"Tanah itu tidak bisa dibuat sertifikat (menjadi tanah pribadi) tanpa ada izin Pemkot Bandung. Kalaupun bisa, prosesnya akan sangat panjang," kata dia singkat.
Ketua Forum Masyarakat Terdampak RW 11 Nanang Hermawan mengatakan, beberapa poin yang belum disepakati warga adalah soal sewa rumah deret bila nantinya sudah lewat lima tahun. Warga keberatan bila nantinya harus mengeluarkan uang.

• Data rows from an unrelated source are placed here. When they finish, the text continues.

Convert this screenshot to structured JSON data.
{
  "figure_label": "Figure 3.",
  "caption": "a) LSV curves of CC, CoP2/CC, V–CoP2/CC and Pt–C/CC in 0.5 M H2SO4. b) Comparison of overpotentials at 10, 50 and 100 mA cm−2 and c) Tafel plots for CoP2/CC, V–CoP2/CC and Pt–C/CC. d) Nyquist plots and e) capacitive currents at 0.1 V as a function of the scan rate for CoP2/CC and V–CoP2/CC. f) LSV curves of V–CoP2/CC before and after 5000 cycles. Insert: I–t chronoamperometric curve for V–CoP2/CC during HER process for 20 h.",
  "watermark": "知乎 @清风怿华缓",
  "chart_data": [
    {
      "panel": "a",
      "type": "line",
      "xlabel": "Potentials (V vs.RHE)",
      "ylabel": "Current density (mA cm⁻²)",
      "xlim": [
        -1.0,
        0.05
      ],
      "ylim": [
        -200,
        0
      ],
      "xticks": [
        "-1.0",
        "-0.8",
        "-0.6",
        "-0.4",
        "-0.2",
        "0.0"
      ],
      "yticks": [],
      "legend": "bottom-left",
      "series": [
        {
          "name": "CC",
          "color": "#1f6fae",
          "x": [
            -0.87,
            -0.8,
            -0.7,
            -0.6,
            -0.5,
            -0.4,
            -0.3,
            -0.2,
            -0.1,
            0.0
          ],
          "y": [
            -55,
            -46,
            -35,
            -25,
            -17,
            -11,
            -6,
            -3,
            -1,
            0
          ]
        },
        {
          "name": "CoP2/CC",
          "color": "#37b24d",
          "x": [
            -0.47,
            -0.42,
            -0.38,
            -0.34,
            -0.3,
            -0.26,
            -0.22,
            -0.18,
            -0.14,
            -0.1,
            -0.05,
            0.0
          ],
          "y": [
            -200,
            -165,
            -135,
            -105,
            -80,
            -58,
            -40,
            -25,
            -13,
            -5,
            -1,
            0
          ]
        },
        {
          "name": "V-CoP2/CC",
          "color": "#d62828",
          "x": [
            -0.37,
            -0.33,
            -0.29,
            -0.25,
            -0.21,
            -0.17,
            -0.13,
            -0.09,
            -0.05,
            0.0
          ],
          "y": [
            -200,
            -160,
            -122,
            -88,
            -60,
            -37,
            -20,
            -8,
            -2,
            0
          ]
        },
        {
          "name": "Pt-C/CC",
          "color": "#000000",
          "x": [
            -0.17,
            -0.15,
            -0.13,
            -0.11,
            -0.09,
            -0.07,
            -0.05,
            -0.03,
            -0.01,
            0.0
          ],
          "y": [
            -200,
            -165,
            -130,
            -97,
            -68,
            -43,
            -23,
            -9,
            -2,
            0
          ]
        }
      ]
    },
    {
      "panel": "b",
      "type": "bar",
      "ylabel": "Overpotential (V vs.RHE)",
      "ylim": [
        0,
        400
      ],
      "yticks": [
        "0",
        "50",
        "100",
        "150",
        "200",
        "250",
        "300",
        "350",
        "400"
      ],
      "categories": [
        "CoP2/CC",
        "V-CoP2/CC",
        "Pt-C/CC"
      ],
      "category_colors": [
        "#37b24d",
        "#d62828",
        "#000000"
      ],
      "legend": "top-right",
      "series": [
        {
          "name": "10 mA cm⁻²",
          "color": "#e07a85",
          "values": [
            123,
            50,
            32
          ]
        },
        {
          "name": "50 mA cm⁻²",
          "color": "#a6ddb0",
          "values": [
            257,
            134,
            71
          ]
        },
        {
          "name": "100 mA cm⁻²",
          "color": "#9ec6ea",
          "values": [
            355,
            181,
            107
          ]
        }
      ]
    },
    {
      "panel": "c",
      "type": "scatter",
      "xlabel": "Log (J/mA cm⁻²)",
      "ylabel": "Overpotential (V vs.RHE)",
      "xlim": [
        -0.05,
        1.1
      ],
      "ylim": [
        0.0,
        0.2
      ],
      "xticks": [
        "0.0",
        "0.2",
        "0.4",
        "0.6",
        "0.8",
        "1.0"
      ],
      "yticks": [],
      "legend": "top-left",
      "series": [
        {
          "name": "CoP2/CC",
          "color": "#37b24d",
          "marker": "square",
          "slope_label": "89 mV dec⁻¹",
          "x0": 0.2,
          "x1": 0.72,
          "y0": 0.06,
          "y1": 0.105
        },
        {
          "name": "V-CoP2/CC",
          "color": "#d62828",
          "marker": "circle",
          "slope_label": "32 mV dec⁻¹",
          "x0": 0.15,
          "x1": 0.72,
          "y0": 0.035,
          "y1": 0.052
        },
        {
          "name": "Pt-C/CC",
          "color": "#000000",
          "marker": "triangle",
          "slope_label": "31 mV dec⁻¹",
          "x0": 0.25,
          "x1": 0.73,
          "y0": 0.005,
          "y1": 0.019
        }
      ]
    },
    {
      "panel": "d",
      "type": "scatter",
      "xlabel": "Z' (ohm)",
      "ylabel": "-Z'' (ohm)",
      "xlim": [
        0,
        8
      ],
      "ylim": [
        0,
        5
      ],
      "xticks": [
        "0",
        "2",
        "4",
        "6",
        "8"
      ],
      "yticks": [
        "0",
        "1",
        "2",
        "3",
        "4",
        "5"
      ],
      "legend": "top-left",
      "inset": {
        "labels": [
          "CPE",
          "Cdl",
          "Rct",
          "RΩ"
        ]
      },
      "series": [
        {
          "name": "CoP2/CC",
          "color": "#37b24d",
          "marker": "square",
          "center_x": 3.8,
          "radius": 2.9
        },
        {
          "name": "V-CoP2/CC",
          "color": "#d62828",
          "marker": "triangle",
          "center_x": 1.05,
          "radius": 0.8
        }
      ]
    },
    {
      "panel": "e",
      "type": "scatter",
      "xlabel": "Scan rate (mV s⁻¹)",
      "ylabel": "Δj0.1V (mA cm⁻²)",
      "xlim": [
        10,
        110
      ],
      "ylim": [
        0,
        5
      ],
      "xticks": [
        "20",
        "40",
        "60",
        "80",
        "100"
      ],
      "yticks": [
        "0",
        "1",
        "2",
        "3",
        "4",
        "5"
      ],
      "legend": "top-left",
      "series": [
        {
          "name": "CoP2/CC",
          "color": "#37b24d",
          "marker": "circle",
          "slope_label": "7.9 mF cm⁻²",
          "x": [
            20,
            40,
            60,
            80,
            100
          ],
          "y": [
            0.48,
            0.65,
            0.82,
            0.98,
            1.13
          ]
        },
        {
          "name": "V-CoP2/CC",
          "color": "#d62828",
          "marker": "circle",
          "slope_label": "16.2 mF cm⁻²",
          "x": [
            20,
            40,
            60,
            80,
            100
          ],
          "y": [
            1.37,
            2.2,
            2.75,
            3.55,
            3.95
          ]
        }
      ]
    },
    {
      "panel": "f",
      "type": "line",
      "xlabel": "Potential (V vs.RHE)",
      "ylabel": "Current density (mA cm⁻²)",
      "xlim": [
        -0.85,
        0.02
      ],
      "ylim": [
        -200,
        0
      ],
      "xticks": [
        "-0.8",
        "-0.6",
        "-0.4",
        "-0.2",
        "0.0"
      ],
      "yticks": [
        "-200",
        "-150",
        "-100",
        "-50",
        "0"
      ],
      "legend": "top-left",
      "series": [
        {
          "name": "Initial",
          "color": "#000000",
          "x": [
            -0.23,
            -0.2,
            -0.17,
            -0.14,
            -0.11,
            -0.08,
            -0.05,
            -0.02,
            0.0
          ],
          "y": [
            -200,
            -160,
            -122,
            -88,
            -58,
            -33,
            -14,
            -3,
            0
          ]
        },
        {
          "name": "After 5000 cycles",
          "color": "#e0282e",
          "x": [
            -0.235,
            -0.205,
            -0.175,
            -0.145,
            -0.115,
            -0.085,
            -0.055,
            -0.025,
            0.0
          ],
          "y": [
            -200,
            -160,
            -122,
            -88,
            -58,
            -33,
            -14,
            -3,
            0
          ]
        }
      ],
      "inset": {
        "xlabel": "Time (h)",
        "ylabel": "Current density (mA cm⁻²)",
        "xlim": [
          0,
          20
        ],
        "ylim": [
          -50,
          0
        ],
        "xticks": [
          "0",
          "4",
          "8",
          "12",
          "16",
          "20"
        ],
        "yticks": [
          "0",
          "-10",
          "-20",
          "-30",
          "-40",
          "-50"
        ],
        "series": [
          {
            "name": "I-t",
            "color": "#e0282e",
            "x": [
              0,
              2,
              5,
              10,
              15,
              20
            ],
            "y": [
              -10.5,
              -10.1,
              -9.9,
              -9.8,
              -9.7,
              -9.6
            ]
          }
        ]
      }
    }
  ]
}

"Kalaupun itu tanah negara, mangga silahkan saja. Tetapi kami bukan warga liar. Kami puluhan tahun bangun rumah susah payah. Kami seolah menjadi warga terusir. Kami hanya minta dihargai dan minta keadilan. Ganti saja rumah yang sesuai harga kekinian," jelas dia.
Salah seorang warga Iis mengatakan, dia mengaku senang dengan pembangunan dan penataan kota yang dilakukan Pemkot Bandung. Namun untuk penataan kota di kawasan Tamansari, mestinya melibatkan warga dari awal.
"Kami maunya warga diajak musyawarah mufakat. Tinggal tiba-tiba dibacakan SK (surat keputusan). Kami minta agar pengembalian bangunan sesuai dengan harga yang wajar," timpal dia.